Libyen: Frankreich setzt Luftangriffe fort

Die USA, Frankreich und Großbritannien haben am Samstag mit einem massiven Militärschlag in Libyen eingegriffen. Frankreich setzt seine Luftangriffe nun fort.

Mehrere Kampfflugzeuge vom Typ Rafale und Mirage 2000 hätten am Sonntagmorgen Libyen überflogen und Panzer von regierungstreuen Truppen angegriffen, berichteten Militärkreise. Die genauen Einsatzorte waren zunächst nicht bekannt. „Wir wollen dem libyschen Volk ermöglichen, sich zu befreien“, hatte der französische Außenminister Alain Juppé am Vorabend im Sender TF1 betont. Er bekräftigte, dass ein Einsatz von Bodentruppen nicht geplant sei.

Der Flugzeugträger Charles de Gaulle sollte am Sonntag in Toulon auf seinen Einsatz in Libyen vorbereitet werden. Das Schiff wird nach Angaben des Militärs mit etwa 20 Flugzeugen und Hubschraubern bestückt. Die Hubschrauber sind vor allem für die Bergung von Piloten gedacht, die sich im Fall eines Angriffs per Schleudersitz retten können. Die Fahrt über das Mittelmeer wird etwa 24 Stunden dauern. Der Flugzeugträger soll von drei Fregatten und einem Atom-U-Boot begleitet werden.
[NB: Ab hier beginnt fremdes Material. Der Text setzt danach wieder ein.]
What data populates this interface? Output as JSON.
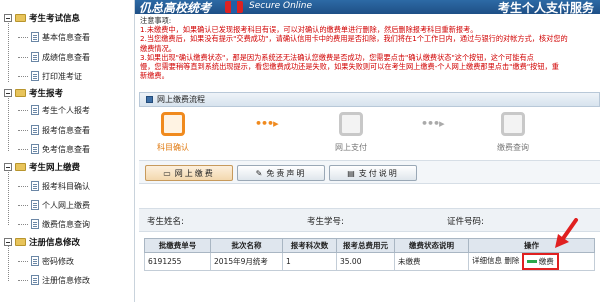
{
  "sidebar": {
    "groups": [
      {
        "label": "考生考试信息",
        "items": [
          "基本信息查看",
          "成绩信息查看",
          "打印准考证"
        ]
      },
      {
        "label": "考生报考",
        "items": [
          "考生个人报考",
          "报考信息查看",
          "免考信息查看"
        ]
      },
      {
        "label": "考生网上缴费",
        "items": [
          "报考科目确认",
          "个人网上缴费",
          "缴费信息查询"
        ]
      },
      {
        "label": "注册信息修改",
        "items": [
          "密码修改",
          "注册信息修改"
        ]
      }
    ]
  },
  "banner": {
    "title": "仉总高校统考",
    "secure": "Secure Online",
    "right": "考生个人支付服务"
  },
  "notice": {
    "title": "注意事项:",
    "lines": [
      "1.未缴费中，如果确认已发现报考科目有误，可以对确认的缴费单进行删除，然后删除报考科目重新报考。",
      "2.当您缴费后，如果没有提示\"交费成功\"，请确认信用卡中的费用是否扣除，我们将在1个工作日内，通过与银行的对帐方式，核对您的",
      "  缴费情况。",
      "3.如果出现\"确认缴费状态\"，那是因为系统还无法确认您缴费是否成功，您需要点击\"确认缴费状态\"这个按钮，这个可能有点",
      "  慢，您需要稍等直到系统出现提示，看您缴费成功还是失败，如果失败则可以在考生网上缴费-个人网上缴费那里点击\"缴费\"按钮，重",
      "  新缴费。"
    ]
  },
  "section": {
    "title": "网上缴费流程"
  },
  "steps": [
    {
      "label": "科目确认",
      "active": true
    },
    {
      "label": "网上支付",
      "active": false
    },
    {
      "label": "缴费查询",
      "active": false
    }
  ],
  "buttons": {
    "pay": "网上缴费",
    "disclaimer": "免责声明",
    "instructions": "支付说明"
  },
  "info": {
    "name_label": "考生姓名:",
    "id_label": "考生学号:",
    "cert_label": "证件号码:"
  },
  "table": {
    "headers": [
      "批缴费单号",
      "批次名称",
      "报考科次数",
      "报考总费用元",
      "缴费状态说明",
      "操作"
    ],
    "rows": [
      {
        "order": "6191255",
        "batch": "2015年9月统考",
        "count": "1",
        "fee": "35.00",
        "status": "未缴费",
        "op_detail": "详细信息",
        "op_delete": "删除",
        "op_pay": "缴费"
      }
    ]
  },
  "colors": {
    "accent": "#f08a1e",
    "banner": "#1e4f86",
    "notice": "#d10000",
    "highlight": "#e02020"
  }
}
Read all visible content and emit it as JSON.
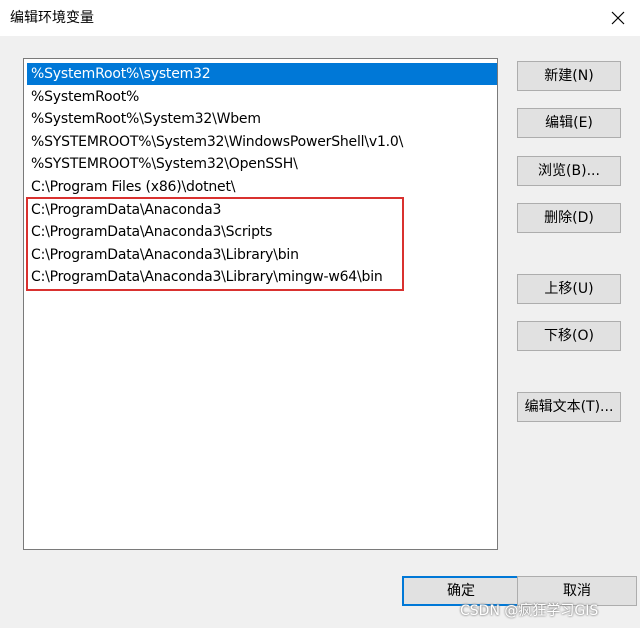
{
  "window": {
    "title": "编辑环境变量"
  },
  "path_list": {
    "items": [
      {
        "text": "%SystemRoot%\\system32",
        "selected": true
      },
      {
        "text": "%SystemRoot%",
        "selected": false
      },
      {
        "text": "%SystemRoot%\\System32\\Wbem",
        "selected": false
      },
      {
        "text": "%SYSTEMROOT%\\System32\\WindowsPowerShell\\v1.0\\",
        "selected": false
      },
      {
        "text": "%SYSTEMROOT%\\System32\\OpenSSH\\",
        "selected": false
      },
      {
        "text": "C:\\Program Files (x86)\\dotnet\\",
        "selected": false
      },
      {
        "text": "C:\\ProgramData\\Anaconda3",
        "selected": false
      },
      {
        "text": "C:\\ProgramData\\Anaconda3\\Scripts",
        "selected": false
      },
      {
        "text": "C:\\ProgramData\\Anaconda3\\Library\\bin",
        "selected": false
      },
      {
        "text": "C:\\ProgramData\\Anaconda3\\Library\\mingw-w64\\bin",
        "selected": false
      }
    ]
  },
  "buttons": {
    "new": "新建(N)",
    "edit": "编辑(E)",
    "browse": "浏览(B)...",
    "delete": "删除(D)",
    "move_up": "上移(U)",
    "move_down": "下移(O)",
    "edit_text": "编辑文本(T)...",
    "ok": "确定",
    "cancel": "取消"
  },
  "watermark": "CSDN @疯狂学习GIS",
  "colors": {
    "selection": "#0078d7",
    "highlight_box": "#d9312f"
  }
}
Der internationale Militäreinsatz hatte am Samstag nach einem Libyen-Gipfel internationaler Spitzenpolitiker in Paris begonnen. Die drei Mächte haben dabei die Rückendeckung der UN, der Afrikanischen Union und der meisten Staaten der arabischen Welt. US-Präsident Barack Obama sagte, er habe eine „begrenzte Aktion“ befohlen, um die am Donnerstag verabschiedete UN-Resolution gegen den libyschen Machthaber Muammar al Gaddafi durchzusetzen. Nach Angaben des US-Militärs bombardierten die US-Streitkräfte libysche Luftabwehrstellungen nahe der Hauptstadt Tripolis und der Küstenstadt Misrata mit mindestens 110 Marschflugkörpern. Auch ein U-Boot sei an der Aktion beteiligt gewesen.
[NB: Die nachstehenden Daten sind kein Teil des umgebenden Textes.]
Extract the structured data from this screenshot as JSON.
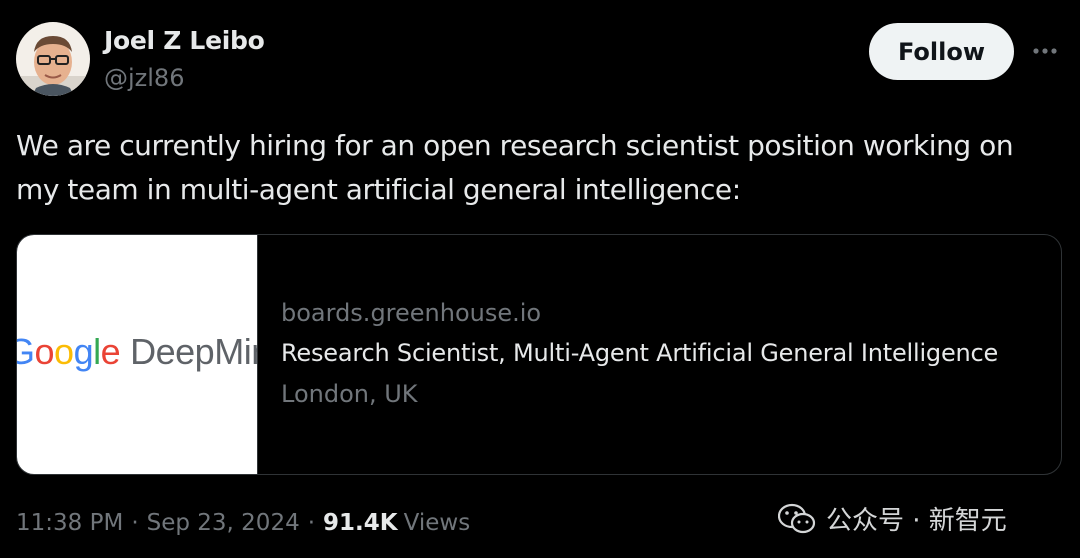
{
  "author": {
    "name": "Joel Z Leibo",
    "handle": "@jzl86",
    "avatar_icon": "person-avatar"
  },
  "actions": {
    "follow_label": "Follow",
    "more_icon": "more-horizontal-icon"
  },
  "tweet": {
    "text": "We are currently hiring for an open research scientist position working on\nmy team in multi-agent artificial general intelligence:"
  },
  "link_card": {
    "image_logo": {
      "google_letters": [
        "G",
        "o",
        "o",
        "g",
        "l",
        "e"
      ],
      "product": "DeepMind"
    },
    "domain": "boards.greenhouse.io",
    "title": "Research Scientist, Multi-Agent Artificial General Intelligence",
    "location": "London, UK"
  },
  "meta": {
    "time": "11:38 PM",
    "separator": "·",
    "date": "Sep 23, 2024",
    "views_count": "91.4K",
    "views_label": "Views"
  },
  "watermark": {
    "icon": "wechat-icon",
    "text": "公众号 · 新智元"
  },
  "colors": {
    "background": "#000000",
    "primary_text": "#e7e9ea",
    "secondary_text": "#71767b",
    "border": "#2f3336",
    "follow_bg": "#eff3f4"
  }
}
Am frühen Sonntagmorgen war in der libyschen Hauptstadt Tripolis heftiges Feuer aus Flakgeschützen zu hören. Der US-Fernsehsender CNN zeigte Aufnahmen von Leuchtspurgeschossen. Es habe Explosionen gegeben und die Flugabwehr habe gefeuert. Der Geschützdonner habe etwa zehn Minuten gedauert, hieß es beim britischen Sender BBC. Unklar war, ob es sich um einen neuen Luftangriff gehandelt haben könnte.
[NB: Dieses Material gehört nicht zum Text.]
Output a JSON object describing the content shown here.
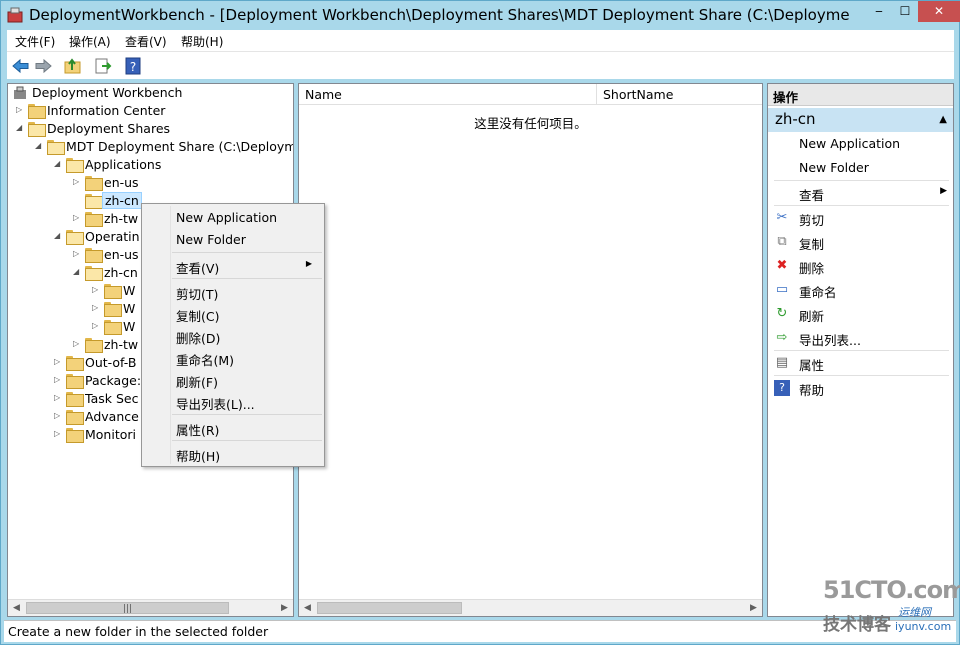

Auch über der Rebellenhochburg Bengasi im Osten des Landes waren Kampfflugzeuge und Explosionen zu hören. Ein Korrespondent des arabischen Fernsehsenders Al-Dschasira sagte, dass es sich um westliche Jets gehandelt haben müsse.

Im libyschen Fernsehen hieß es unter Berufung auf das Militär, bei den Angriffen seien 48 Menschen ums Leben. 150 Menschen seien verletzt worden, berichtete CNN nach dieser Quelle.

Gaddafi bezeichnete die Militäroperation gegen seine Truppen als „Auslöser eines zweiten Kreuzfahrerkrieges“. „Das Mittelmeer wird zum Schlachtfeld werden“, drohte er in einer kurzen Ton-Botschaft, die vom staatlichen libyschen Fernsehen am Abend ausgestrahlt wurde. „Das libysche Volk ist bereit, die Kreuzritter zu bekämpfen“, sagte Gaddafi. „Wir werden die Waffenlager für alle Libyer öffnen.“

Der Einsatz unter dem Codewort „Odyssey Dawn“ wird vom Afrika-Kommando der US-Streitkräfte befehligt, das seinen Sitz in Stuttgart hat. Das libysche Staatsfernsehen berichtete, bei Misrata seien auch Treibstofflager getroffen worden. Zudem hieß es: „Zivile Ziele in Tripolis wurden von den Angriffen der feindlichen Luftwaffe der Kreuzritter getroffen.“

Zuvor hatte bereits die französische Luftwaffe mehrere Einsätze nahe der Stadt Bengasi geflogen, der von Gaddafis Truppen bedrängten Hochburg der Aufständischen, und dabei nach eigenen Angaben mehrere Panzer zerstört. Präsident Nicolas Sarkozy kündigte weitere Aktionen an, sollte sich Gaddafi nicht an die auferlegte Waffenruhe halten. Am Abend erklärte auch der britische Premierminister David Cameron, Streitkräfte seines Landes seien in Libyen im Einsatz. Die EU-Außenbeauftragte Catherine Ashton forderte Gaddafi zum sofortigen Einlenken auf. „Entweder befolgt er sofort die UN- Resolution oder die internationale Gemeinschaft wird weiterhin handeln“, sagte sie. Der konzertierten Militäraktion war ein Sondergipfel in Paris vorausgegangen, um die Maßnahmen zu beschließen.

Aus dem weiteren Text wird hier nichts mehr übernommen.